Le Parti conservateur, qui fait de la sécurité intérieure un de ses principaux thèmes de campagne électorale, souhaite, s'il est élu, criminaliser la plupart des voyages des Canadiens dans des zones où des groupes terroristes pratiquent des «activités hostiles».

Un Canadien qui se rendrait, par exemple, dans certaines parties de l'Irak ou de la Syrie contrôlée par le groupe État Islamique ferait l'objet d'une enquête et pourrait être arrêté à son retour au pays.

Le gouvernement identifierait ainsi des «zones de déplacements étrangers interdites» après consultation des organismes de sécurité et du renseignement du Canada, a fait savoir le Parti conservateur.

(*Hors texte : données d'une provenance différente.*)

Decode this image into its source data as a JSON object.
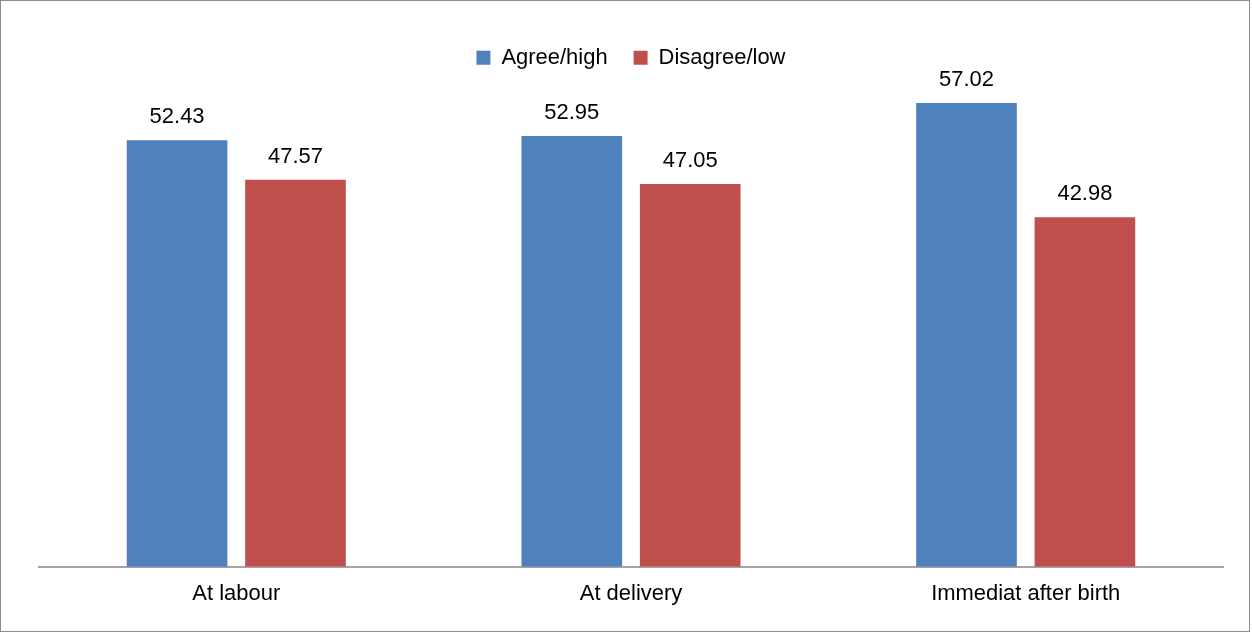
{
  "chart_data": {
    "type": "bar",
    "categories": [
      "At labour",
      "At delivery",
      "Immediat after birth"
    ],
    "series": [
      {
        "name": "Agree/high",
        "color": "#4f81bd",
        "values": [
          52.43,
          52.95,
          57.02
        ]
      },
      {
        "name": "Disagree/low",
        "color": "#c0504d",
        "values": [
          47.57,
          47.05,
          42.98
        ]
      }
    ],
    "tick_labels": "x",
    "data_labels": true,
    "grid": false,
    "legend": "top"
  }
}
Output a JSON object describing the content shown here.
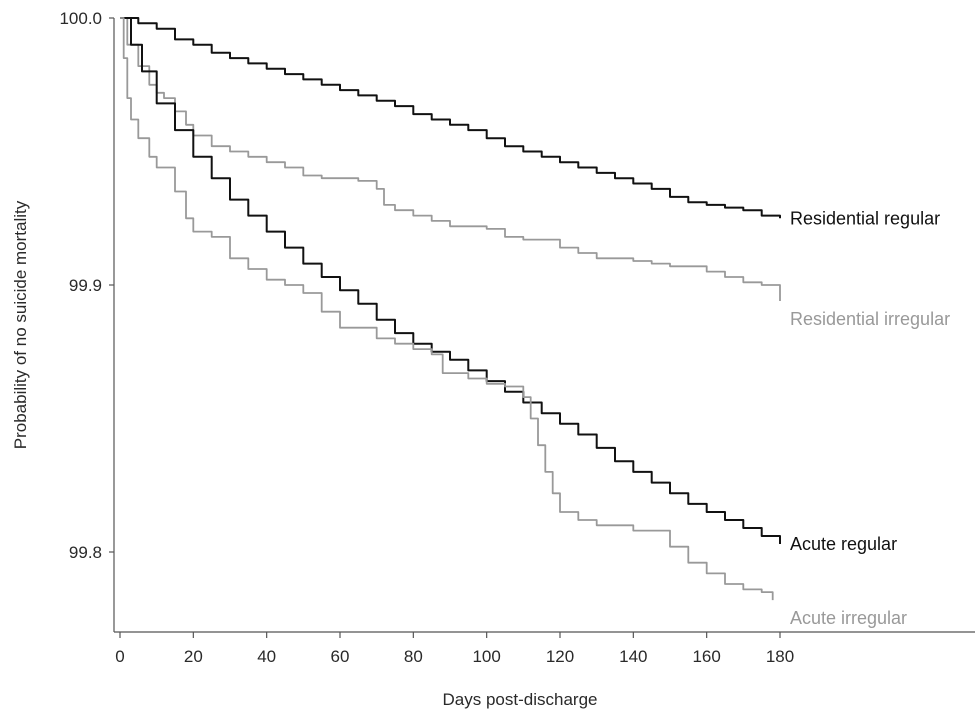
{
  "chart_data": {
    "type": "line",
    "title": "",
    "xlabel": "Days post-discharge",
    "ylabel": "Probability of no suicide mortality",
    "xlim": [
      0,
      180
    ],
    "ylim": [
      99.77,
      100.0
    ],
    "xticks": [
      0,
      20,
      40,
      60,
      80,
      100,
      120,
      140,
      160,
      180
    ],
    "yticks": [
      99.8,
      99.9,
      100.0
    ],
    "ytick_labels": [
      "99.8",
      "99.9",
      "100.0"
    ],
    "grid": false,
    "legend": "direct labels at line ends",
    "series": [
      {
        "name": "Residential regular",
        "color": "#111111",
        "x": [
          0,
          5,
          10,
          15,
          20,
          25,
          30,
          35,
          40,
          45,
          50,
          55,
          60,
          65,
          70,
          75,
          80,
          85,
          90,
          95,
          100,
          105,
          110,
          115,
          120,
          125,
          130,
          135,
          140,
          145,
          150,
          155,
          160,
          165,
          170,
          175,
          180
        ],
        "y": [
          100.0,
          99.998,
          99.996,
          99.992,
          99.99,
          99.987,
          99.985,
          99.983,
          99.981,
          99.979,
          99.977,
          99.975,
          99.973,
          99.971,
          99.969,
          99.967,
          99.964,
          99.962,
          99.96,
          99.958,
          99.955,
          99.952,
          99.95,
          99.948,
          99.946,
          99.944,
          99.942,
          99.94,
          99.938,
          99.936,
          99.933,
          99.931,
          99.93,
          99.929,
          99.928,
          99.926,
          99.925
        ]
      },
      {
        "name": "Residential irregular",
        "color": "#999999",
        "x": [
          0,
          2,
          5,
          8,
          10,
          12,
          15,
          18,
          20,
          25,
          30,
          35,
          40,
          45,
          50,
          55,
          60,
          65,
          70,
          72,
          75,
          80,
          85,
          90,
          100,
          105,
          110,
          120,
          125,
          130,
          140,
          145,
          150,
          160,
          165,
          170,
          175,
          180
        ],
        "y": [
          100.0,
          99.99,
          99.982,
          99.975,
          99.972,
          99.97,
          99.965,
          99.96,
          99.956,
          99.952,
          99.95,
          99.948,
          99.946,
          99.944,
          99.941,
          99.94,
          99.94,
          99.939,
          99.936,
          99.93,
          99.928,
          99.926,
          99.924,
          99.922,
          99.921,
          99.918,
          99.917,
          99.914,
          99.912,
          99.91,
          99.909,
          99.908,
          99.907,
          99.905,
          99.903,
          99.901,
          99.9,
          99.894
        ]
      },
      {
        "name": "Acute regular",
        "color": "#111111",
        "x": [
          0,
          3,
          6,
          10,
          15,
          20,
          25,
          30,
          35,
          40,
          45,
          50,
          55,
          60,
          65,
          70,
          75,
          80,
          85,
          90,
          95,
          100,
          105,
          110,
          115,
          120,
          125,
          130,
          135,
          140,
          145,
          150,
          155,
          160,
          165,
          170,
          175,
          180
        ],
        "y": [
          100.0,
          99.99,
          99.98,
          99.968,
          99.958,
          99.948,
          99.94,
          99.932,
          99.926,
          99.92,
          99.914,
          99.908,
          99.903,
          99.898,
          99.893,
          99.887,
          99.882,
          99.878,
          99.875,
          99.872,
          99.868,
          99.864,
          99.86,
          99.856,
          99.852,
          99.848,
          99.844,
          99.839,
          99.834,
          99.83,
          99.826,
          99.822,
          99.818,
          99.815,
          99.812,
          99.809,
          99.806,
          99.803
        ]
      },
      {
        "name": "Acute irregular",
        "color": "#999999",
        "x": [
          0,
          1,
          2,
          3,
          5,
          8,
          10,
          15,
          18,
          20,
          25,
          30,
          35,
          40,
          45,
          50,
          55,
          60,
          70,
          75,
          80,
          85,
          88,
          95,
          100,
          105,
          110,
          112,
          114,
          116,
          118,
          120,
          125,
          130,
          140,
          150,
          155,
          160,
          165,
          170,
          175,
          178
        ],
        "y": [
          100.0,
          99.985,
          99.97,
          99.962,
          99.955,
          99.948,
          99.944,
          99.935,
          99.925,
          99.92,
          99.918,
          99.91,
          99.906,
          99.902,
          99.9,
          99.897,
          99.89,
          99.884,
          99.88,
          99.878,
          99.876,
          99.874,
          99.867,
          99.865,
          99.863,
          99.862,
          99.858,
          99.85,
          99.84,
          99.83,
          99.822,
          99.815,
          99.812,
          99.81,
          99.808,
          99.802,
          99.796,
          99.792,
          99.788,
          99.786,
          99.785,
          99.782
        ]
      }
    ]
  }
}
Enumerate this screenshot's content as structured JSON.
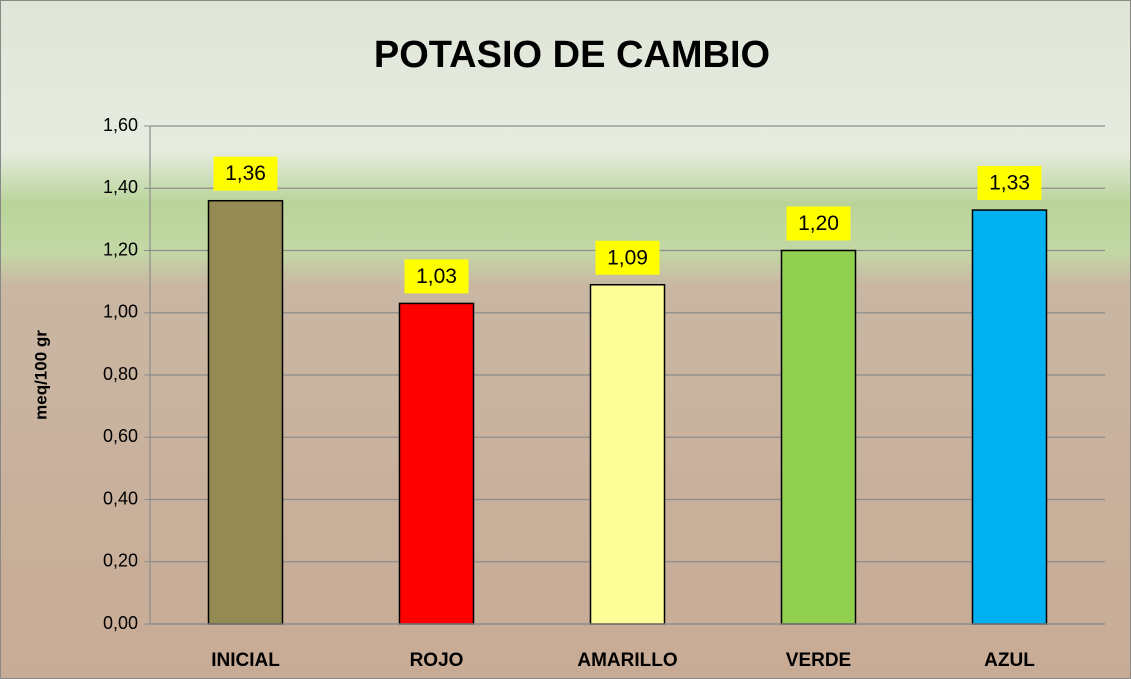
{
  "chart_data": {
    "type": "bar",
    "title": "POTASIO DE CAMBIO",
    "y_label": "meq/100 gr",
    "categories": [
      "INICIAL",
      "ROJO",
      "AMARILLO",
      "VERDE",
      "AZUL"
    ],
    "values": [
      1.36,
      1.03,
      1.09,
      1.2,
      1.33
    ],
    "value_labels": [
      "1,36",
      "1,03",
      "1,09",
      "1,20",
      "1,33"
    ],
    "colors": [
      "#948a54",
      "#ff0000",
      "#ffff99",
      "#92d050",
      "#00b0f0"
    ],
    "ylim": [
      0,
      1.6
    ],
    "yticks": [
      {
        "value": 0,
        "label": "0,00"
      },
      {
        "value": 0.2,
        "label": "0,20"
      },
      {
        "value": 0.4,
        "label": "0,40"
      },
      {
        "value": 0.6,
        "label": "0,60"
      },
      {
        "value": 0.8,
        "label": "0,80"
      },
      {
        "value": 1.0,
        "label": "1,00"
      },
      {
        "value": 1.2,
        "label": "1,20"
      },
      {
        "value": 1.4,
        "label": "1,40"
      },
      {
        "value": 1.6,
        "label": "1,60"
      }
    ],
    "grid": true
  }
}
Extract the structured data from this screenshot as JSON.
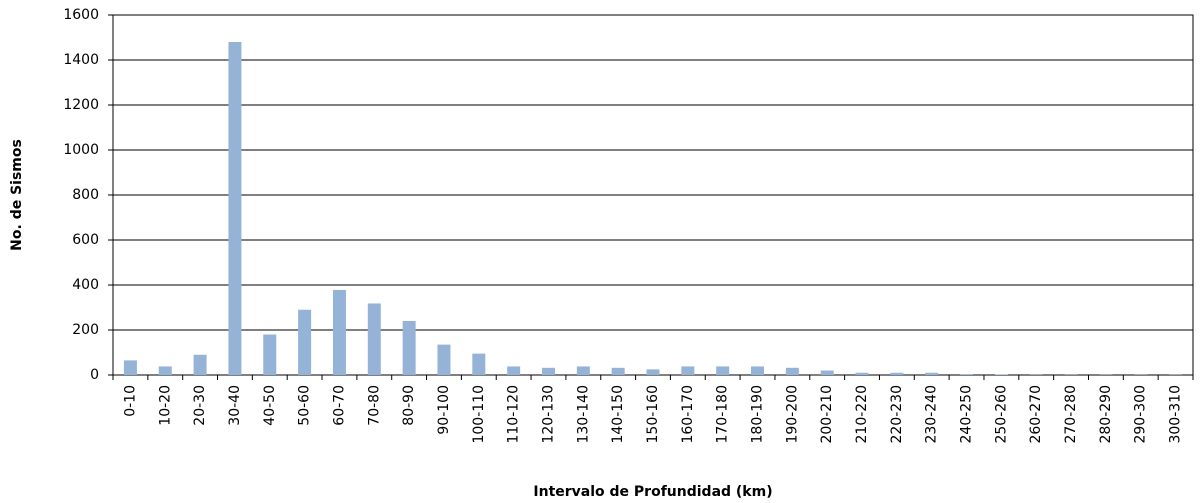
{
  "chart_data": {
    "type": "bar",
    "x_label": "Intervalo de Profundidad (km)",
    "y_label": "No. de Sismos",
    "categories": [
      "0-10",
      "10-20",
      "20-30",
      "30-40",
      "40-50",
      "50-60",
      "60-70",
      "70-80",
      "80-90",
      "90-100",
      "100-110",
      "110-120",
      "120-130",
      "130-140",
      "140-150",
      "150-160",
      "160-170",
      "170-180",
      "180-190",
      "190-200",
      "200-210",
      "210-220",
      "220-230",
      "230-240",
      "240-250",
      "250-260",
      "260-270",
      "270-280",
      "280-290",
      "290-300",
      "300-310"
    ],
    "values": [
      65,
      38,
      90,
      1480,
      180,
      290,
      378,
      318,
      240,
      135,
      95,
      38,
      32,
      38,
      32,
      25,
      38,
      38,
      38,
      32,
      20,
      10,
      10,
      10,
      4,
      2,
      1,
      1,
      1,
      1,
      1
    ],
    "color": "#95b3d7",
    "ylim": [
      0,
      1600
    ],
    "yticks": [
      0,
      200,
      400,
      600,
      800,
      1000,
      1200,
      1400,
      1600
    ],
    "grid": true
  }
}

«La création d'une catégorie de zones de déplacements étrangers interdites donnera aux forces de l'ordre des outils additionnels afin de mieux protéger les Canadiens contre ceux qui se rendent dans ces zones dangereuses avec l'intention de revenir au Canada pour commettre des actes terroristes», a déclaré le chef du parti conservateur, Stephen Harper hier matin, de passage à Ottawa. Le parti précise que certaines parties de la Syrie et de l'Irak seraient «probablement» parmi les premières régions visées par la loi, mais qu'aucun «plan» n'est prévu pour la Somalie, pour le moment.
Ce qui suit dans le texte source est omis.